Dall’esasperazione con cui proferì queste parole mi parve d’intendere a un tratto la vera ragione per cui Pomino era così addogliato. Ecco qua: non tanto Romilda egli forse rimpiangeva, quanto la compagnia che gli era venuta a mancare; Berto non c’era più; con me non poteva più praticare, perché c’era Romilda di mezzo, e che restava più dunque da fare al povero Pomino?
– Ammógliati, caro! – gli dissi. – Vedrai come si sta allegri! Ma egli scosse il capo, seriamente, con gli occhi chiusi; alzò una mano:
– Mai! mai più!
– Bravo, Pomino: persèvera! Se desideri compagnia, sono a tua disposizione, anche per tutta la notte, se vuoi.
E gli manifestai il proponimento che avevo fatto, uscendo di casa, e gli esposi anche le disperate condizioni in cui mi trovavo. Pomino si commosse, da vero amico, e mi profferse quel po’ di denaro che aveva con sé. Lo ringraziai di cuore, e gli dissi che quell’aiuto non m’avrebbe giovato a nulla: il giorno appresso sarei stato da capo. Un collocamento fisso m’abbisognava.
– Aspetta! – esclamò allora Pomino. – Sai che mio padre è ora al Municipio?
– No. Ma me l’immagino.
– Assessore comunale per la pubblica istruzione.
– Questo non me lo sarei immaginato.
– Jersera, a cena… Aspetta!
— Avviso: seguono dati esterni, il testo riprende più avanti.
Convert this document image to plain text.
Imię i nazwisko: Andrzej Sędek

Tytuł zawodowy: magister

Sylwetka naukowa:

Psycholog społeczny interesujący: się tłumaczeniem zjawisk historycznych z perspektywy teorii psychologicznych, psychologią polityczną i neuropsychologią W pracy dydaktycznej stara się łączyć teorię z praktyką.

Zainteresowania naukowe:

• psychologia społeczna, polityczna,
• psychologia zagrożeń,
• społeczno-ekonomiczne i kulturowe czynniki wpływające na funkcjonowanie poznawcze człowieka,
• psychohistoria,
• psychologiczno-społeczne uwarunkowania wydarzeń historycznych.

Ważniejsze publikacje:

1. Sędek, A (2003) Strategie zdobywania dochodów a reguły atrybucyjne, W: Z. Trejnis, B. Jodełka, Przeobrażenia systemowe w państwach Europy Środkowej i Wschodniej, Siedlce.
Conosci Romitelli?
– No.
– Come no! Quello che sta laggiù, alla biblioteca Boccamazza. È sordo, quasi cieco, rimbecillito, e non si regge più sulle gambe. Jersera, a cena, mio padre mi diceva che la biblioteca è ridotta in uno stato miserevole e che bisogna provvedere con la massima sollecitudine. Ecco il posto per te!
– Bibliotecario? – esclamai. – Ma io…
– Perché no? – disse Pomino. – Se l’ha fatto Romitelli…
Questa ragione mi convinse.
Pomino mi consigliò di farne parlare a suo padre da zia Scolastica. Sarebbe stato meglio.
Il giorno appresso, io mi recai a visitar la mamma e ne parlai a lei, poiché zia Scolastica, da me, non volle farsi vedere. E così, quattro giorni dopo, diventai bibliotecario. Sessanta lire al mese. Più ricco della vedova Pescatore! Potevo cantar vittoria.
Nei primi mesi fu un divertimento, con quel Romitelli, a cui non ci fu verso di fare intendere che era stato giubilato dal Comune e che per ciò non doveva più venire alla biblioteca. Ogni mattina, alla stess’ora, né un minuto prima né un minuto dopo, me lo vedevo spuntare a quattro piedi (compresi i due bastoni, uno per mano, che gli servivano meglio dei piedi). Appena arrivato, si toglieva dal taschino del panciotto un vecchio cipollone di rame, e lo appendeva a muro con tutta la formidabile catena; sedeva, coi due bastoni fra le gambe, traeva di tasca la papalina, la tabacchiera e un pezzolone a dadi rossi e neri; s’infrociava una grossa presa di tabacco, si puliva, poi apriva il cassetto del tavolino e ne traeva un libraccio che apparteneva alla biblioteca: Dizionario storico dei musicisti, artisti e amatori morti e viventi, stampato a Venezia nel 1758.
– Signor Romitelli! – gli gridavo, vedendogli fare tutte queste operazioni, tranquillissimamente, senza dare il minimo segno d’accorgersi di me.
Ma a chi dicevo? Non sentiva neanche le cannonate. Lo scotevo per un braccio, ed egli allora si voltava, strizzava gli occhi, contraeva tutta la faccia per sbirciarmi, poi mi mostrava i denti gialli, forse intendendo di sorridermi, così; quindi abbassava il capo sul libro, come se volesse farsene guanciale; ma che! leggeva a quel modo, a due centimetri di distanza, con un occhio solo; leggeva forte:
– Birnbaum, Giovanni Abramo… Birnbaum, Giovanni Abramo, fece stampare… Birnbaum, Giovanni Abramo, fece stampare a Lipsia, nel 1738… a Lipsia nel 1738… un opuscolo in-8°… in-8°: Osservazioni imparziali su un passo delicato del Musicista critico. Mitzler… Mitzler inserì… Mitzler inserì questo scritto nel primo volume della sua Biblioteca musicale. Nel 1739…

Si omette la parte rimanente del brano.